The deep oceans, hidden from the sun, moon, and guiding stars, have lights of their own: phosphorescent jellies, krill lucent as opals, chemical bulbs that bob in the earth’s basement. Down in crushing depths they swim, water into water, liquid bodies drifting like plastic bags in the blind dark. Somewhere off the coast of California – it might have been the underwater canyon of Monterey – or the trenches off the Peruvian coast – there lived an anglerfish that is called by the superstitious the black seadevil. She was the unloveliest of fishes but she didn’t know it, for she could neither see herself nor any other fish. But she could be seen. William Beebe had spied her from his Bathysphere in 1934 and then in 1947 that pale Norwegian, Thor Heyerdahl, had written in his diary about her species from the night deck of his balsa raft. To look at her they shuddered as at original sin – her chitinous scales, her triangle mouth agape like a trap, needle-toothed, primeval. And her milky cataracted eyes, nearly sightless, as if cursed by a creator who regretted their making. Alone she swam through a midnight field of phytoplankton.

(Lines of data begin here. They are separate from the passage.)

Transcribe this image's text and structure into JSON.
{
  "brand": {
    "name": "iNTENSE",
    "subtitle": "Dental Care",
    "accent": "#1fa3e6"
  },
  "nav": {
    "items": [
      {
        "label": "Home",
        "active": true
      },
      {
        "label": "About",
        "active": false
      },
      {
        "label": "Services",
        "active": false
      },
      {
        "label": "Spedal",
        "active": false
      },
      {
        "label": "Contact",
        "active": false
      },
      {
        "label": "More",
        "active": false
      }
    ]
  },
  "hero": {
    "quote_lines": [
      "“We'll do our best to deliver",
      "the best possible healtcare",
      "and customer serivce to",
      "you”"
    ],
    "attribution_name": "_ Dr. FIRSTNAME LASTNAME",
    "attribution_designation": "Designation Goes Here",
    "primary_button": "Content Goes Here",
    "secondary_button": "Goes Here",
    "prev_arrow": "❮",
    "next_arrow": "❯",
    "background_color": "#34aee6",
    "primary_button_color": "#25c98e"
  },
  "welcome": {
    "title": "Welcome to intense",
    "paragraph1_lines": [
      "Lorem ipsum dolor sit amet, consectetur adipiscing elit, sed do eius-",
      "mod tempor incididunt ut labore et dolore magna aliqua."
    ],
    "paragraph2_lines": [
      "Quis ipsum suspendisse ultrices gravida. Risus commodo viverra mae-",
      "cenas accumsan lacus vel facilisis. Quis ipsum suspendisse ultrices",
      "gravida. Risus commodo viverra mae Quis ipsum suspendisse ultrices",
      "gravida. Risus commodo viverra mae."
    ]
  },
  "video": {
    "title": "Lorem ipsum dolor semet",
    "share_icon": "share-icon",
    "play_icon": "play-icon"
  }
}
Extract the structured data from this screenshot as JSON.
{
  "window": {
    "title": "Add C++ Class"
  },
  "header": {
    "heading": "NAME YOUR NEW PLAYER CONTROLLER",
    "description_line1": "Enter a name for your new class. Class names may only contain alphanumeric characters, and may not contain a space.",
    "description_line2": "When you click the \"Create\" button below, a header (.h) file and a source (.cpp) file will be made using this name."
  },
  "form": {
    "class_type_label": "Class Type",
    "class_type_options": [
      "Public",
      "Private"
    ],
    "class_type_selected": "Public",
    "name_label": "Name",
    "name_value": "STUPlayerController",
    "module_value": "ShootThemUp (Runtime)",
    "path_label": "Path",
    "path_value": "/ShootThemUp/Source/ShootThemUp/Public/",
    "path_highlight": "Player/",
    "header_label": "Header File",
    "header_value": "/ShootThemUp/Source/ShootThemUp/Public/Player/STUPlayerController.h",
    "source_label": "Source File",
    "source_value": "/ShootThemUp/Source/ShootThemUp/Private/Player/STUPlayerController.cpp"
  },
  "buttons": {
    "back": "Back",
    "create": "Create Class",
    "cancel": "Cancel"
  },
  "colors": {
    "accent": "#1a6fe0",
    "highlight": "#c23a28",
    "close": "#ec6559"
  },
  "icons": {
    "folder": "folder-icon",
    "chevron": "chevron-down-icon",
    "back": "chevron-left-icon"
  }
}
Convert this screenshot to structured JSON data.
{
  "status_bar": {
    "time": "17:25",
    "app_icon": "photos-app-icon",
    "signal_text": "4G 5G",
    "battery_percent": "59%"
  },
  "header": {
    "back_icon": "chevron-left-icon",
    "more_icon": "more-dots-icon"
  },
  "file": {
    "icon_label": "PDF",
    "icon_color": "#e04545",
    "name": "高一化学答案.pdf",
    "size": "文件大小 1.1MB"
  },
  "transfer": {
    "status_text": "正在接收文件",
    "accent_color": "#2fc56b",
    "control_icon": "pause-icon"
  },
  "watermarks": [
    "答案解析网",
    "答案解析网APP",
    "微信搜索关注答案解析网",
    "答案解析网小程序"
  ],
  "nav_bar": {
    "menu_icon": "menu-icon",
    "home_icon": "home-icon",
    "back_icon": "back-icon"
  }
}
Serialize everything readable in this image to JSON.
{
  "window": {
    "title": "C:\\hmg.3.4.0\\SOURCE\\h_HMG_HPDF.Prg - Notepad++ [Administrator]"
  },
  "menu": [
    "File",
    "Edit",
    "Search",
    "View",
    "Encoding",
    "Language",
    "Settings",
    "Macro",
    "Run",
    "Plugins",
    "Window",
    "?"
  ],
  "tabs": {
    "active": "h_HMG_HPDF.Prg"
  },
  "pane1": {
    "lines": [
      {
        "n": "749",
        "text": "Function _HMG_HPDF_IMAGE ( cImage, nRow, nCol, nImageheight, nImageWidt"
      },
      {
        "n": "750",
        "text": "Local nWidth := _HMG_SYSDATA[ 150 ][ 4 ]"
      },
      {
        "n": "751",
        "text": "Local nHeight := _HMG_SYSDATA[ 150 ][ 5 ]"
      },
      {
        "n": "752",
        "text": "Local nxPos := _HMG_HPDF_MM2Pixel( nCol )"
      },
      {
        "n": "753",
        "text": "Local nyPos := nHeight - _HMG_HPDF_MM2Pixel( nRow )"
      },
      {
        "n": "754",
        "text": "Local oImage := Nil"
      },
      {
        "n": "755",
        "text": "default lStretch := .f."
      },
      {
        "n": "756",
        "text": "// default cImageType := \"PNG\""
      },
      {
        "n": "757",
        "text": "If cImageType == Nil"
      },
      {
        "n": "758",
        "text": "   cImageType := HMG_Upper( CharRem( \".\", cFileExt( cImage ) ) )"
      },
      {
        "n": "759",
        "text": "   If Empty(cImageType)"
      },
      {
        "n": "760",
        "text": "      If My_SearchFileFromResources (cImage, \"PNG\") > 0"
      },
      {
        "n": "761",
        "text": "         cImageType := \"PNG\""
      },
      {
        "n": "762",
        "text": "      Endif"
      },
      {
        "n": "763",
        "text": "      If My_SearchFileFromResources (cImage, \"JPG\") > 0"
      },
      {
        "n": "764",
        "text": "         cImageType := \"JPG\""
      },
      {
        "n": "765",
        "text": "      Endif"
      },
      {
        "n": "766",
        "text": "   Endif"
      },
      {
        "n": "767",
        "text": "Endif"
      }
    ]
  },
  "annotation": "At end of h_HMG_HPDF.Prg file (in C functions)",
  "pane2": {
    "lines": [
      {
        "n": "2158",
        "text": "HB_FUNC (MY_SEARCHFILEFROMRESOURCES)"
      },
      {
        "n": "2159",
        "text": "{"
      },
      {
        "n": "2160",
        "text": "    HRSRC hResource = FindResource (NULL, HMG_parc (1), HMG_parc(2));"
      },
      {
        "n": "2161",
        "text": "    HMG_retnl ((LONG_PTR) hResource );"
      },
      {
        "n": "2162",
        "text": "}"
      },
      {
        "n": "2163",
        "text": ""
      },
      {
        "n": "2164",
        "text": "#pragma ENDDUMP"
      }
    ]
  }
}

She had a guiding light. Always before her a still blue point, hung by an invisible hand. She followed it as a child trails its mother, or as an explorer dogs the calculated light of Polaris in the swampy night. But no matter how she swam, how hard or how far, the light remained out of range, receding from her as fixedly as the past recedes, moment to moment. It was her pillar of flame in the wilderness. The light brought food. Small fish were drawn to it as shards to a magnet, hypnotically, from the other side. They swam practically into her mouth, which was always open. The light brought her, too, a lover – a small parasitic male that found her by its glow and coupled her dumbly. They were two ships careening in the helpless fall of marine dust.
She followed the light as faithfully and fruitlessly as a hamster on a wheel. Of course she was unaware that the star she sought shone from the tip of a proboscis attached to her own head.
An accidental predator, innocent of her own predation, she swam and ate and mated and lived and birthed another just like herself. And her daughter and her daughter’s daughters swam and swim the same ocean track toward a trembling flare always already beyond touching.
Poor dumb animal, we say. But how do we know that those stars above us, grave and holy, are not also moved by the swimming head of some unseen and monstrous fish?